Once a COVID-19 vaccine is produced, it likely will be immediately transported by truck to the nearest suitable airport. Since a COVID-19 vaccine is particularly valuable and time sensitive, it will likely be shipped via air transport across the country or world. After these planes are unloaded, the vaccines will be taken via truck to appropriate warehouse storage facilities for transportation to distribution facilities. Some of the vaccines may be directly shipped from the warehouses to health care facilities where the vaccinations will take place.
Preparations and solutions
So what can companies, health agencies and governments do to help expand the cold chain?
The first step will be to identify where the vaccines will be produced. If production is done mainly abroad, companies will need to use trucks and planes for transportation within their own countries and for further distribution to others.
There is also a lot of uncertainty about which COVID-19 vaccine will be approved first. Different vaccines may require different temperatures and different handling procedures. Hence, staff throughout the cold chain would need different training on how to handle each vaccine.
Another question is how frequently deliveries will need to be made to points of care. This will depend on the refrigeration capacity of health care organizations and hospitals, staffing resources, the locations the vaccines will be given and many other factors, including the shelf life of the vaccine itself.
Finally, there is the simple problem of how to expand shipping and storage capacity.
Typical restaurant freezers have a range of 5 degrees Fahrenheit to minus 10 degrees Fahrenheit and simply can’t reach the temperatures required by something like the Pfizer vaccine. Specialized equipment is needed.
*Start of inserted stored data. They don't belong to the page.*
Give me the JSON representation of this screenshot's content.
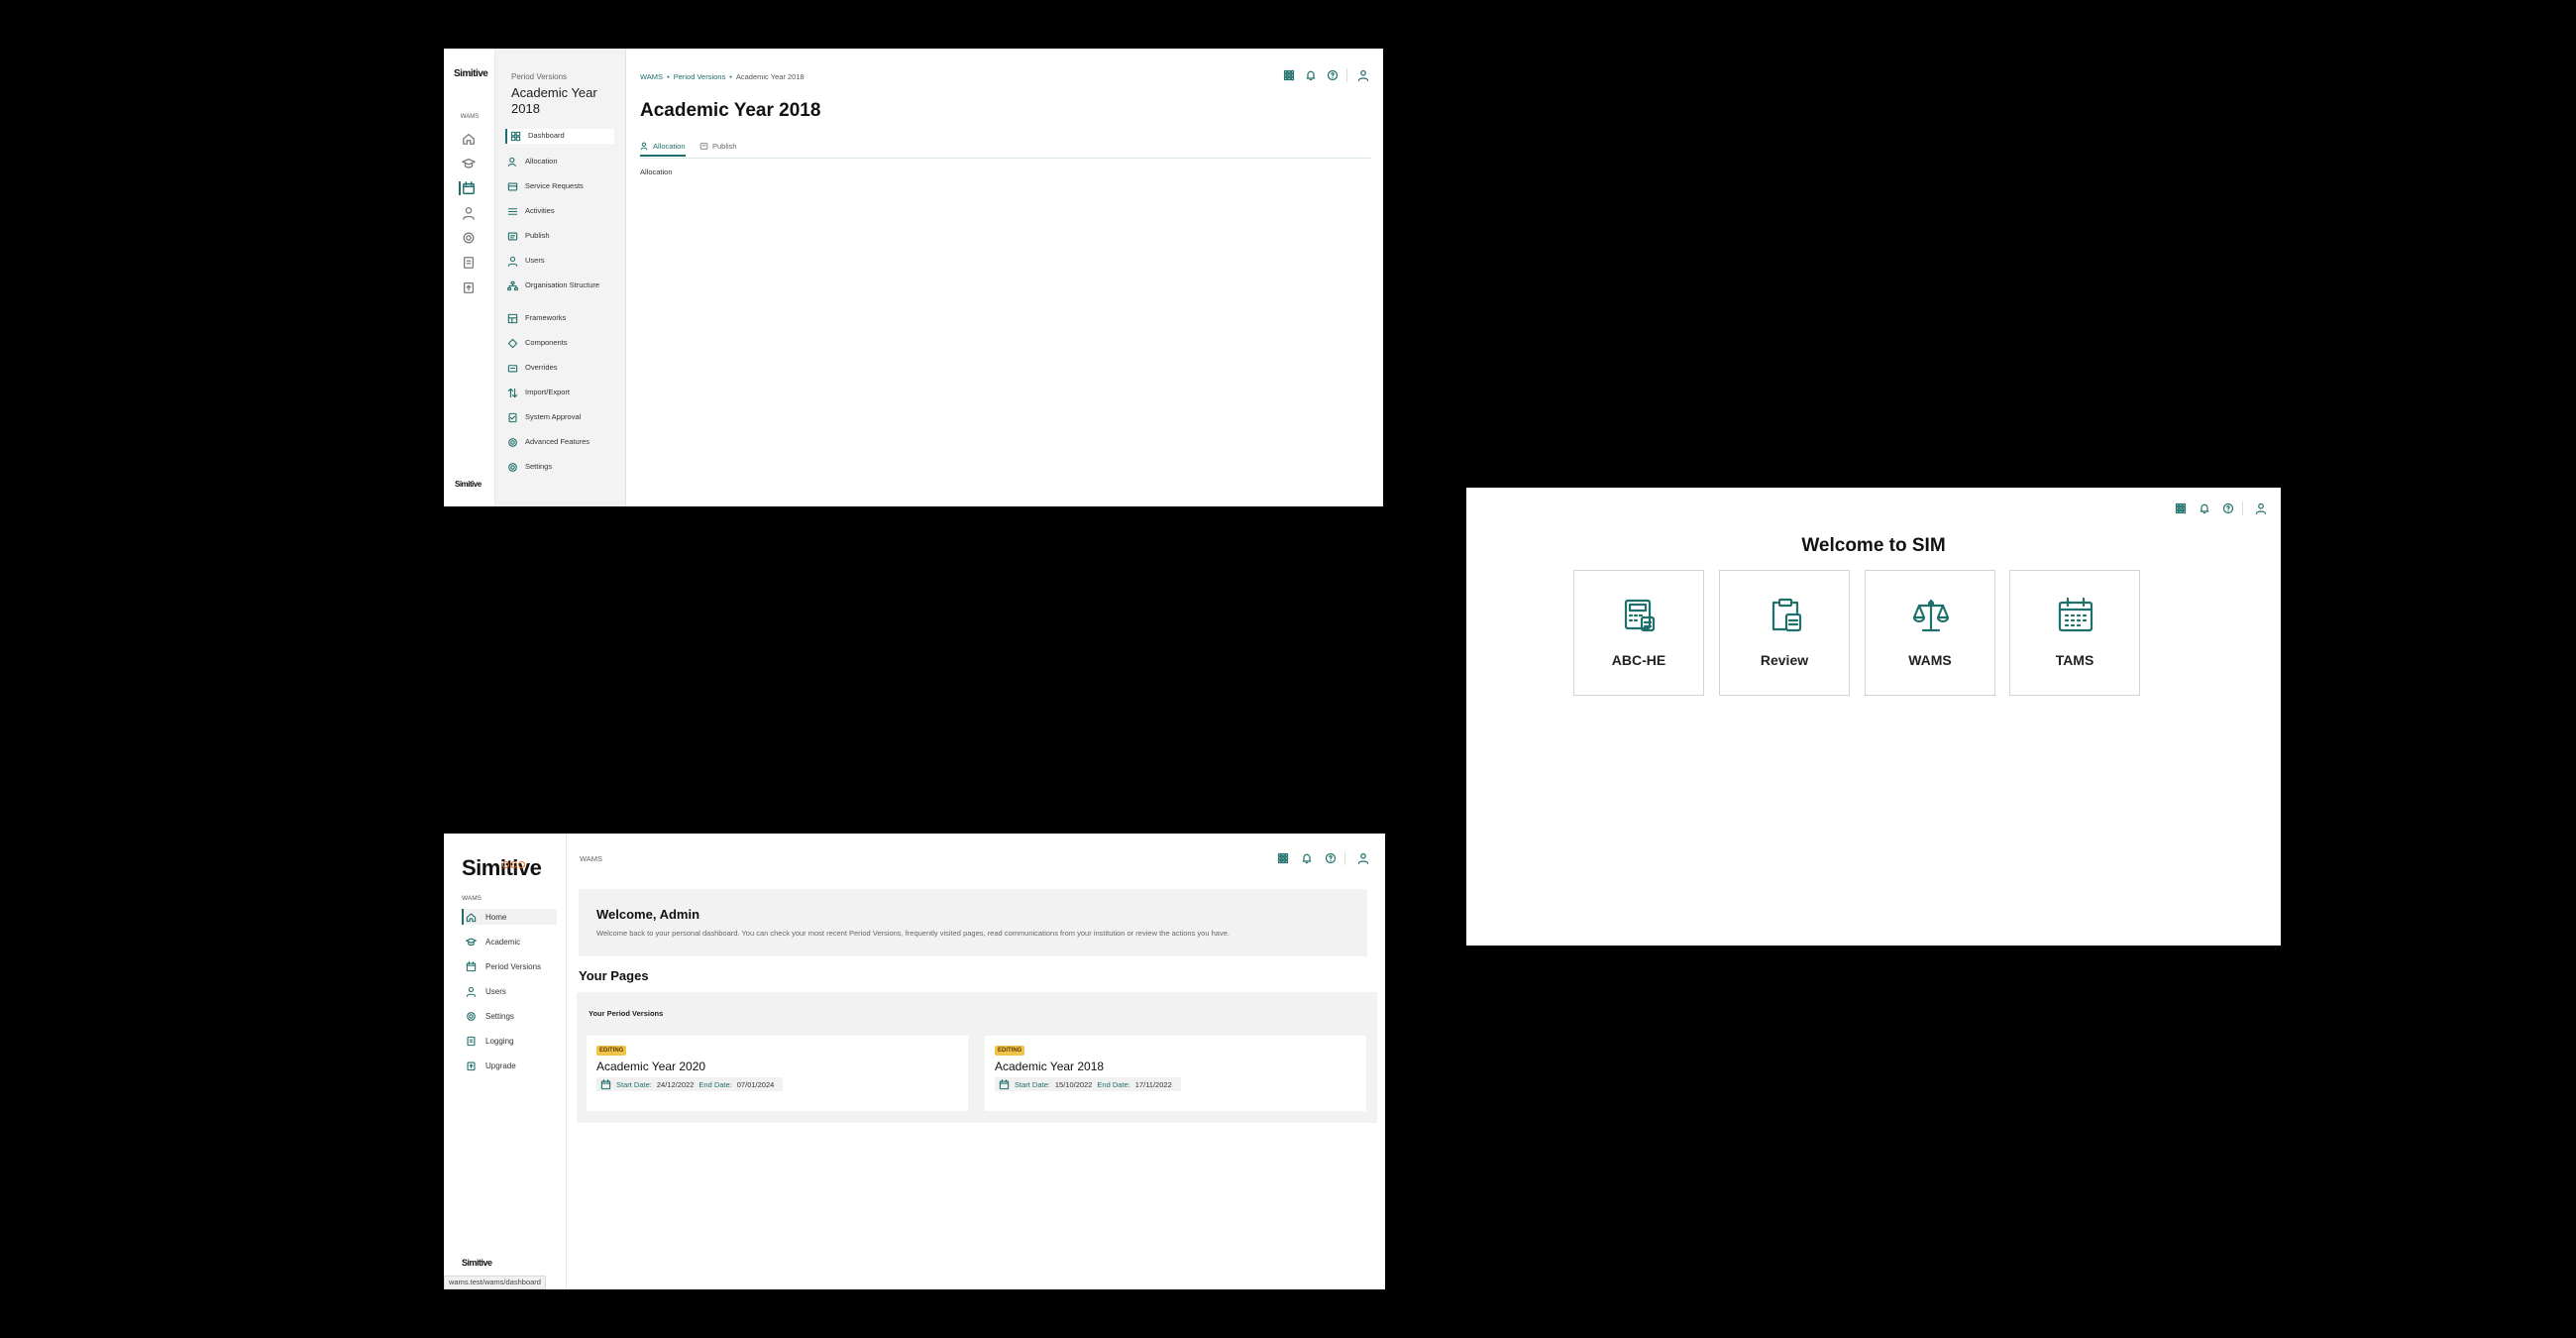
{
  "window1": {
    "rail": {
      "logo": "Simitive",
      "label": "WAMS",
      "icons": [
        "home-icon",
        "graduation-cap-icon",
        "calendar-icon",
        "user-icon",
        "gear-icon",
        "logging-icon",
        "upgrade-icon"
      ],
      "footer_logo": "Simitive"
    },
    "subnav": {
      "caption": "Period Versions",
      "title": "Academic Year 2018",
      "items": [
        {
          "label": "Dashboard",
          "icon": "dashboard-icon"
        },
        {
          "label": "Allocation",
          "icon": "allocation-icon"
        },
        {
          "label": "Service Requests",
          "icon": "service-requests-icon"
        },
        {
          "label": "Activities",
          "icon": "activities-icon"
        },
        {
          "label": "Publish",
          "icon": "publish-icon"
        },
        {
          "label": "Users",
          "icon": "users-icon"
        },
        {
          "label": "Organisation Structure",
          "icon": "org-structure-icon"
        },
        {
          "label": "Frameworks",
          "icon": "frameworks-icon"
        },
        {
          "label": "Components",
          "icon": "components-icon"
        },
        {
          "label": "Overrides",
          "icon": "overrides-icon"
        },
        {
          "label": "Import/Export",
          "icon": "import-export-icon"
        },
        {
          "label": "System Approval",
          "icon": "system-approval-icon"
        },
        {
          "label": "Advanced Features",
          "icon": "advanced-features-icon"
        },
        {
          "label": "Settings",
          "icon": "settings-icon"
        }
      ]
    },
    "breadcrumb": {
      "root": "WAMS",
      "mid": "Period Versions",
      "current": "Academic Year 2018"
    },
    "topbar_icons": [
      "apps-grid-icon",
      "bell-icon",
      "help-icon",
      "account-icon"
    ],
    "heading": "Academic Year 2018",
    "tabs": [
      {
        "label": "Allocation",
        "active": true
      },
      {
        "label": "Publish",
        "active": false
      }
    ],
    "content_text": "Allocation"
  },
  "window2": {
    "topbar_icons": [
      "apps-grid-icon",
      "bell-icon",
      "help-icon",
      "account-icon"
    ],
    "welcome": "Welcome to SIM",
    "apps": [
      {
        "label": "ABC-HE",
        "icon": "calculator-icon"
      },
      {
        "label": "Review",
        "icon": "clipboard-icon"
      },
      {
        "label": "WAMS",
        "icon": "scales-icon"
      },
      {
        "label": "TAMS",
        "icon": "calendar-grid-icon"
      }
    ]
  },
  "window3": {
    "logo": "Simitive",
    "section_label": "WAMS",
    "nav": [
      {
        "label": "Home",
        "icon": "home-icon"
      },
      {
        "label": "Academic",
        "icon": "graduation-cap-icon"
      },
      {
        "label": "Period Versions",
        "icon": "calendar-icon"
      },
      {
        "label": "Users",
        "icon": "user-icon"
      },
      {
        "label": "Settings",
        "icon": "gear-icon"
      },
      {
        "label": "Logging",
        "icon": "logging-icon"
      },
      {
        "label": "Upgrade",
        "icon": "upgrade-icon"
      }
    ],
    "footer_logo": "Simitive",
    "status_url": "wams.test/wams/dashboard",
    "breadcrumb": "WAMS",
    "topbar_icons": [
      "apps-grid-icon",
      "bell-icon",
      "help-icon",
      "account-icon"
    ],
    "hero": {
      "title": "Welcome, Admin",
      "subtitle": "Welcome back to your personal dashboard. You can check your most recent Period Versions, frequently visited pages, read communications from your institution or review the actions you have."
    },
    "your_pages": "Your Pages",
    "panel_title": "Your Period Versions",
    "period_versions": [
      {
        "badge": "EDITING",
        "name": "Academic Year 2020",
        "start_label": "Start Date:",
        "start": "24/12/2022",
        "end_label": "End Date:",
        "end": "07/01/2024"
      },
      {
        "badge": "EDITING",
        "name": "Academic Year 2018",
        "start_label": "Start Date:",
        "start": "15/10/2022",
        "end_label": "End Date:",
        "end": "17/11/2022"
      }
    ]
  },
  "colors": {
    "accent": "#1f6f6a",
    "badge": "#f3c24a",
    "logo_dots": "#e06a2a",
    "background": "#000000"
  }
}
Several major logistics companies, including UPS and DHL, are already investing in new storage facilities for cold chain management. UPS is adding freezer farms of 600 freezers capable of reaching minus 80 degrees Celsius near UPS air hubs in Louisville, Kentucky, and the Netherlands. Each location will be able to hold 48,000 vials of vaccine and could easily store either the Pfizer vaccine or the Moderna vaccine at the necessary low temperatures.
Installing freezers capable of the low temperatures needed by the Pfizer vaccine isn’t possible in many places, so it is essential that processes be put into place to make sure those areas can receive a steady supply of the vaccine.
Airports and logistics companies are currently evaluating whetherf they can meet this need. The results remain to be seen.
These are just a few of the major problems and potential solutions, but there are dozens of interesting scenarios that could arise.
For example, if the U.S. government gets involved in distribution, there is a possibility that the military would transport vaccines. Constant electricity becomes essential as well. In regions where fire risk is leading to blackouts or in developing nations where the grid is not as reliable, thousands of vaccines could be lost if the power goes out. It is also expected that only certain airports certified for handling pharmaceuticals will be able to accept such valuable, perishable cargo, so bottlenecks may occur there. And finally, it’s possible that with the airline companies reeling from the pandemic, there might not be enough active planes to meet the demand for shipping these vaccines.
Every vaccine produced could save a life and bring the world closer to a return to normalcy, but getting the vaccines to where they need to be is not going to be easy. Preparing and fortifying the cold chain for vaccine distribution will ensure that vaccines are not wasted and will help the world get through this pandemic sooner.